Please note that we choose not to use the --mind
filter, although it is a conventional, as it removes 88% of the samples for chromosome 18.
However, we have not checked for this behavior in other data format so it might be specific to the PLINK2 format.
Linear regression
Following a study by Rivas and Chang in 2025, we will add the qt-residualize
modifier to the --glm
option, which performs a single regression on the covariates upfront, and then passes the phenotype residuals.
In our experience, this divides the execution time by 3 while yielding the same results as --glm
alone, which is why we choose to use it.
It also has the added bonus that it scales greatly when analyzing multiple phenotypes (keeping the same execution time for more than a hundred phenotypes).
Please be aware that this option may have limits. We recommend making sure that the results are expected.
pheno="BMI"
pheno_path="/gwas_tutorial/$pheno.txt"
ind_path="/gwas_tutorial/white_british.txt"
ind=$(basename "$ind_path")
cov_path="/gwas_tutorial/covariates.txt"
cov=$(basename "$cov_path")
instance="mem1_ssd1_v2_x16"
threads=16
priority="low"
cost_limit=3
dx mkdir -p plink_gwas_$pheno
dx cd plink_gwas_$pheno
for chr_num in $(seq 1 22); do
prefix="/Bulk/DRAGEN\ WGS/DRAGEN\ population\ level\ WGS\ variants,\ PLINK\ format\ [500k\ release]//ukb24308_c${chr_num}_b0_v1"
pfile=$(basename "$prefix")
plink_command="plink2 \
--threads $threads \
--maf 0.01 \
--hwe 1e-50 \
--geno 0.1 \
--glm 'qt-residualize' 'hide-covar' \
--keep $ind \
--covar $cov \
--covar-name PC1,PC2,PC3,PC4,PC5,PC6,PC7,PC8,PC9,PC10,PC11,PC12,PC13,PC14,PC15,PC16,Age,Sex \
--pheno $pheno.txt \
--pfile $pfile \
--no-psam-pheno \
--no-input-missing-phenotype \
--out sumstat_c${chr_num}"
dx run swiss-army-knife \
--priority "$priority" --cost-limit "$cost_limit" \
-icmd="$plink_command" \
--instance-type "$instance" \
--name="plink_gwas_${pheno}_c${chr_num}" \
--tag="plink" \
--tag="GWAS" \
--tag="$pheno" \
--tag="c${chr_num}" \
-iin="$ind_path" \
-iin="$cov_path" \
-iin="$pheno_path" \
-iin="$prefix.pgen" \
-iin="$prefix.psam" \
-iin="$prefix.pvar" \
-y
done
dx cd ../
This command outputs 22 files:
sumstat_c<chrom-number>.BMI.glm.linear
(1.26 GiB total) contains the values for the regression per chromosome
The files will be stored in the main directory, plink_gwas_BMI
.
Please note, the commands are the same whether your phenotype is quantitative or binary. Only the name of the output file will change (
.glm.linear
or.glm.logistic.hybrid
for linear and logistic regression respectively).
Computing the results
Now that all of the summary statistics are computed, we can download them and combine them into one single file.

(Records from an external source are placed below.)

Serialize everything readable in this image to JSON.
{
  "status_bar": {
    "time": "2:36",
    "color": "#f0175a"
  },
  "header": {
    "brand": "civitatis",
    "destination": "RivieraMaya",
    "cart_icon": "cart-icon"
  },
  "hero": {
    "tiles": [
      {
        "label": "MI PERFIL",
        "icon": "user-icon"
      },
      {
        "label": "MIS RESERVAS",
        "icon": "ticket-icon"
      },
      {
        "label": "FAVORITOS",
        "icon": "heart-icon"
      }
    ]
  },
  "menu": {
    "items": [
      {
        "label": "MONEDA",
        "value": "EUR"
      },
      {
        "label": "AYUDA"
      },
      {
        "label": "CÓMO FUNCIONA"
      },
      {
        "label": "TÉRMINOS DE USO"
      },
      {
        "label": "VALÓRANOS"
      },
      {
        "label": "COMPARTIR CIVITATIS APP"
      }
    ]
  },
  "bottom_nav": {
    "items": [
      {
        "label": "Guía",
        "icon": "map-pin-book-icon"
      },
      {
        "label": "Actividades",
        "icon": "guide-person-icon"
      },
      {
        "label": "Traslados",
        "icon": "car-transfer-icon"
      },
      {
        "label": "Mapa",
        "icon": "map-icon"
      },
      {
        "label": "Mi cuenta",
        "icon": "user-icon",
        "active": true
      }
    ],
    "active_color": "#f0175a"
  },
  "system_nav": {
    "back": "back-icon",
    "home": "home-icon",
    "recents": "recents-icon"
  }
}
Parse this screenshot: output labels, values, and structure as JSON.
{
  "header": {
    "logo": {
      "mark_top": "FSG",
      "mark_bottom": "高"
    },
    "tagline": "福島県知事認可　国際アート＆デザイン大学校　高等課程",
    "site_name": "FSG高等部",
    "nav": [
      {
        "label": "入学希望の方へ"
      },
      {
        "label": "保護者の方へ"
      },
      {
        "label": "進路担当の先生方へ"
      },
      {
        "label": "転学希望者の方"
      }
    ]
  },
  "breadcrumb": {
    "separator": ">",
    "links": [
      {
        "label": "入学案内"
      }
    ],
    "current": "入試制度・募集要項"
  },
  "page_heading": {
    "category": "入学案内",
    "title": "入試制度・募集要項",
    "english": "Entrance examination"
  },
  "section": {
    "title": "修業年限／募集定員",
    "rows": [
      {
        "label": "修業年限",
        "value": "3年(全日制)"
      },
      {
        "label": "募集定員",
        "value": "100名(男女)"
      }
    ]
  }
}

By default, PLINK2 outputs a value for each of the covariates, in addition to the global p-value. However, the hide-covar
option we have used removes covariate-specific lines from the main report. Therefore, we only need to concatenate the results into a single file.
Please change the value of
type
based on the regression performed: "linear" or "logistic.hybrid".
pheno="BMI"
type="linear" # to change accordingly
results_path="plink_gwas_$pheno"
stat_path="plink_statistics_$pheno"
mkdir -p $stat_path
for chr_num in $(seq 1 22); do
result="sumstat_c${chr_num}.$pheno.glm.$type"
dx download "$results_path/$result" -o $stat_path
if [ $chr_num -eq 1 ]; then
head -n1 "$stat_path/$result" > "plink_sumstat_${pheno}.tsv"
fi
tail -n +2 "$stat_path/$result" >> "plink_sumstat_${pheno}.tsv"
done
This command outputs 23 files locally:
sumstat_c<chrom-number>.glm.linear
(1.23 Go total) contains the values for the regression per chromosomeplink_sumstat_BMI.tsv
(1.2 Go) contains the concatenated values for the regression
The files will be stored in a new directory named plink_statistics_BMI
, locally this time, containing all of the summary statistics per chromosome. The combination of all of them will be located outside plink_statistics_BMI
, at the same level, making it easier to find.
Although the result files are big, their download should only take about a minute.
Congratulations, you have successfully completed a GWAS using PLINK2 on DNAnexus!